Dans la buanderie collective de l’immeuble du 11e arrondissement, l’air humide sentait le lessive et le métal chaud. Sergio, quarante-deux ans, bras croisés dans son t-shirt noir moulant, regardait tourner son lave-linge quand la porte s’ouvrit. Danielle, vingt-huit ans, graphiste freelance aux hanches larges et aux seins lourds sous un simple débardeur blanc trop court, entra pieds nus, un panier de linge sous le bras. Elle rougit aussitôt en le voyant.

« Merde… je savais pas que t’étais là », murmura-t-elle, la voix déjà un peu rauque.

Sergio sourit, dominant, sûr de lui. Il avait remarqué depuis des mois les regards qu’elle lui lançait dans l’escalier, la façon dont elle se mordait la lèvre. « T’es en petite tenue pour une lessive, Danielle. Tu cherches à te faire remarquer ? »
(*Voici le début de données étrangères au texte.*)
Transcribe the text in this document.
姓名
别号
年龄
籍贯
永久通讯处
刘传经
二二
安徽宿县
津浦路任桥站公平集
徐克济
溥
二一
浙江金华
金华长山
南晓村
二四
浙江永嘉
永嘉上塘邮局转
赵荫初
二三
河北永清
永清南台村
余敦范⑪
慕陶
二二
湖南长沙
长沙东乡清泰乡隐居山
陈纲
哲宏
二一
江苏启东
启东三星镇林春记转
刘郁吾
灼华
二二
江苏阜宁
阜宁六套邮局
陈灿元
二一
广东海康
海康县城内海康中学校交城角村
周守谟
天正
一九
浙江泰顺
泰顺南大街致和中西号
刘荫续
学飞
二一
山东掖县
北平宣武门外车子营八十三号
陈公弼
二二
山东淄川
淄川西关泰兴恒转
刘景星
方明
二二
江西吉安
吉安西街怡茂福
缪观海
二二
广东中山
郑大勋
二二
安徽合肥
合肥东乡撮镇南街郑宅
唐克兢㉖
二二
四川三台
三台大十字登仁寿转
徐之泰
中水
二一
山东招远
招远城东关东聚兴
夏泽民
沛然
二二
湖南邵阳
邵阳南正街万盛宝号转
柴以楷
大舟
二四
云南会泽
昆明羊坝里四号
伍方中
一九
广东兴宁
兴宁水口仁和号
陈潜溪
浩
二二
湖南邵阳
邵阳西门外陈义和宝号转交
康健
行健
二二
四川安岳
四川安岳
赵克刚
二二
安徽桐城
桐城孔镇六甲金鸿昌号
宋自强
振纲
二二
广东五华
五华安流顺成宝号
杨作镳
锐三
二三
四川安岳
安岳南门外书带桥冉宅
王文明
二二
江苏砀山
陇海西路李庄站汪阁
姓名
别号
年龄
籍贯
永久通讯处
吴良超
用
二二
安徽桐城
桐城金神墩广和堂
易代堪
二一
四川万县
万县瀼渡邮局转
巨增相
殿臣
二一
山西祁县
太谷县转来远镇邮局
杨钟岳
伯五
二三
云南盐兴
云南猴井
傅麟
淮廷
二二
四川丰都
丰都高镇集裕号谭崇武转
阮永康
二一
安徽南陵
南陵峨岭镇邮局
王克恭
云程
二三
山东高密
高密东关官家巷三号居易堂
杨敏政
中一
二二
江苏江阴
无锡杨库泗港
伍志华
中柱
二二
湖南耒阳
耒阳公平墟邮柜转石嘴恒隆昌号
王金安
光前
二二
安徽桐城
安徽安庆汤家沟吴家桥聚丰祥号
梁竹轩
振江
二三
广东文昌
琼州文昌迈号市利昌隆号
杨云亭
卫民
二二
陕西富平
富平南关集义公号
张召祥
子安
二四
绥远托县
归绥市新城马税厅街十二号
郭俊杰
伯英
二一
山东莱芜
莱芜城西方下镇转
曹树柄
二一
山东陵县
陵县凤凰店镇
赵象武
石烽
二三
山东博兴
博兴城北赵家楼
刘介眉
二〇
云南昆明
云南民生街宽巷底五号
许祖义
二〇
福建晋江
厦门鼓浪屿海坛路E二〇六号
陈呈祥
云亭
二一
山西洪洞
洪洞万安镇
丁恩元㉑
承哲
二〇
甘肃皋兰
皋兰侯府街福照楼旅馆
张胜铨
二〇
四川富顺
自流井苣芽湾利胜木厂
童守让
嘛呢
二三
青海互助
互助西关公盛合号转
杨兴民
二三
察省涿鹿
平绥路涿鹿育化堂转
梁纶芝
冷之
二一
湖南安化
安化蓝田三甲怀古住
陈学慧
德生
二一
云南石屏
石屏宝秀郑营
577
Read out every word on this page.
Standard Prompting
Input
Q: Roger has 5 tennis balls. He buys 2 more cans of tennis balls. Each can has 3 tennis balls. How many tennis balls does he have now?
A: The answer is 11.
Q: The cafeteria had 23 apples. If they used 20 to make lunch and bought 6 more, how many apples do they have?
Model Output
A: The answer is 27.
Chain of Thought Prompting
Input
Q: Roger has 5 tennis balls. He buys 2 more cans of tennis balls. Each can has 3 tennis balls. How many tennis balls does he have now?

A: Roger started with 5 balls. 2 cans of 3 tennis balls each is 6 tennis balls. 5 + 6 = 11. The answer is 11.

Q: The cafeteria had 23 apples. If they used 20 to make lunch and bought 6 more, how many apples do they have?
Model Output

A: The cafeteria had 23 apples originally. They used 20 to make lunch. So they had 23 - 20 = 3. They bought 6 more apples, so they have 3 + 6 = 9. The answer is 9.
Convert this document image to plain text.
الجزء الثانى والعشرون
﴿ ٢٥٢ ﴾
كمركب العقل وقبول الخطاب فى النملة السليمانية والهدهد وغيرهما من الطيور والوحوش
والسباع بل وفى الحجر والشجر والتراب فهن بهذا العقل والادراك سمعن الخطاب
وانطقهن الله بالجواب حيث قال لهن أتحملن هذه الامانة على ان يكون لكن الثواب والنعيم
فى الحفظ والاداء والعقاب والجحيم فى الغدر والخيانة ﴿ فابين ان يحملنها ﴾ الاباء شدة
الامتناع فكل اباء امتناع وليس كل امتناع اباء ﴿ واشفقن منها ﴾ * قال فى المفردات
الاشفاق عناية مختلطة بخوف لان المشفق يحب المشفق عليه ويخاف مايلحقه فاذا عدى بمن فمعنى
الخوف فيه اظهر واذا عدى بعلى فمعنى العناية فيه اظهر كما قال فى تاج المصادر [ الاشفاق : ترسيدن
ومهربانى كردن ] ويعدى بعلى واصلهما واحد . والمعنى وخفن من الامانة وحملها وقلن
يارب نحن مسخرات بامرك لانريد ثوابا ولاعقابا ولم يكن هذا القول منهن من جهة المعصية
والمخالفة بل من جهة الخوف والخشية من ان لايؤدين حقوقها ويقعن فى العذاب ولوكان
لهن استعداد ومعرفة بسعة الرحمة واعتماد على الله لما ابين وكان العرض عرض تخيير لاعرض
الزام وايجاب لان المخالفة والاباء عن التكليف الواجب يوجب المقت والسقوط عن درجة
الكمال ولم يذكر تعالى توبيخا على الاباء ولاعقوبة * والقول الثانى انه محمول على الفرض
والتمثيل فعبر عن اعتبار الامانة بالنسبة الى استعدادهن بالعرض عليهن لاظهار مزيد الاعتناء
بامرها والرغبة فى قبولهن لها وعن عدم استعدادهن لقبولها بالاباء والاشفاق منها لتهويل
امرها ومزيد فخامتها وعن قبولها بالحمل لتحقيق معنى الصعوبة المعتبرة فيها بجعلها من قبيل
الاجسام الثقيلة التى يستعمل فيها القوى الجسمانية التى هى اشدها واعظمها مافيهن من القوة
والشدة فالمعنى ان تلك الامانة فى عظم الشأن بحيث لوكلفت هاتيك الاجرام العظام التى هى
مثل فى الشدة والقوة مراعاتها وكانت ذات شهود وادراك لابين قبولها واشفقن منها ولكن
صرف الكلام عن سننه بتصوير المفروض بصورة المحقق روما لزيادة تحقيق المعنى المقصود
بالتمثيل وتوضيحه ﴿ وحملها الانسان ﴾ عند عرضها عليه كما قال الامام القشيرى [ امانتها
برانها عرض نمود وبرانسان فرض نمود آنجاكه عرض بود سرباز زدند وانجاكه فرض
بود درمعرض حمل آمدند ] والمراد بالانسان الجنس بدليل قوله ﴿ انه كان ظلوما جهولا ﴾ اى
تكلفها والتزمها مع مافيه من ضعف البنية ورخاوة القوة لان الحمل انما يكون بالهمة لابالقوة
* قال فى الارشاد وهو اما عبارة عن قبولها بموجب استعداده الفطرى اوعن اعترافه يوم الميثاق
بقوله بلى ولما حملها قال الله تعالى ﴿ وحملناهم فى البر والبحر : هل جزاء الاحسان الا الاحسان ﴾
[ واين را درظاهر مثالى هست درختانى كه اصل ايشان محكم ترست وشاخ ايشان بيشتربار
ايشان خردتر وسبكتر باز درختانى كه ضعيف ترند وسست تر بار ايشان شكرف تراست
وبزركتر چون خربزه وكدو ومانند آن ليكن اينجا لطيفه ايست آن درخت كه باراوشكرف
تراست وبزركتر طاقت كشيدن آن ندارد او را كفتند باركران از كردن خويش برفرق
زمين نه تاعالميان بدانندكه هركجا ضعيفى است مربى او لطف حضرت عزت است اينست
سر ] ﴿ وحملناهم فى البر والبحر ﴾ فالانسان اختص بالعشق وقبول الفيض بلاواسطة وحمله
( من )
Elle posa son panier, les joues en feu, et avoua d’un souffle : « Depuis des mois… je fantasme sur ce putain de lave-linge. Être attachée dessus pendant qu’il vibre. Utilisée comme une chienne pendant que la machine tourne. J’y pense en me touchant la nuit. »

Sergio s’approcha, imposant sa stature. « Tu le veux vraiment ? Pas de conneries. Tu dis oui, je te prends ici, maintenant, comme la salope que tu es. »

Danielle hocha la tête, excitée, les cuisses déjà serrées. « Oui. Fais-le. Domine-moi. »

Le flirt bascula dans le cru en une seconde. Elle se colla contre lui, suppliante : « S’il te plaît, Sergio… attache-moi, baise-moi fort, traite-moi comme ta pute de buanderie. »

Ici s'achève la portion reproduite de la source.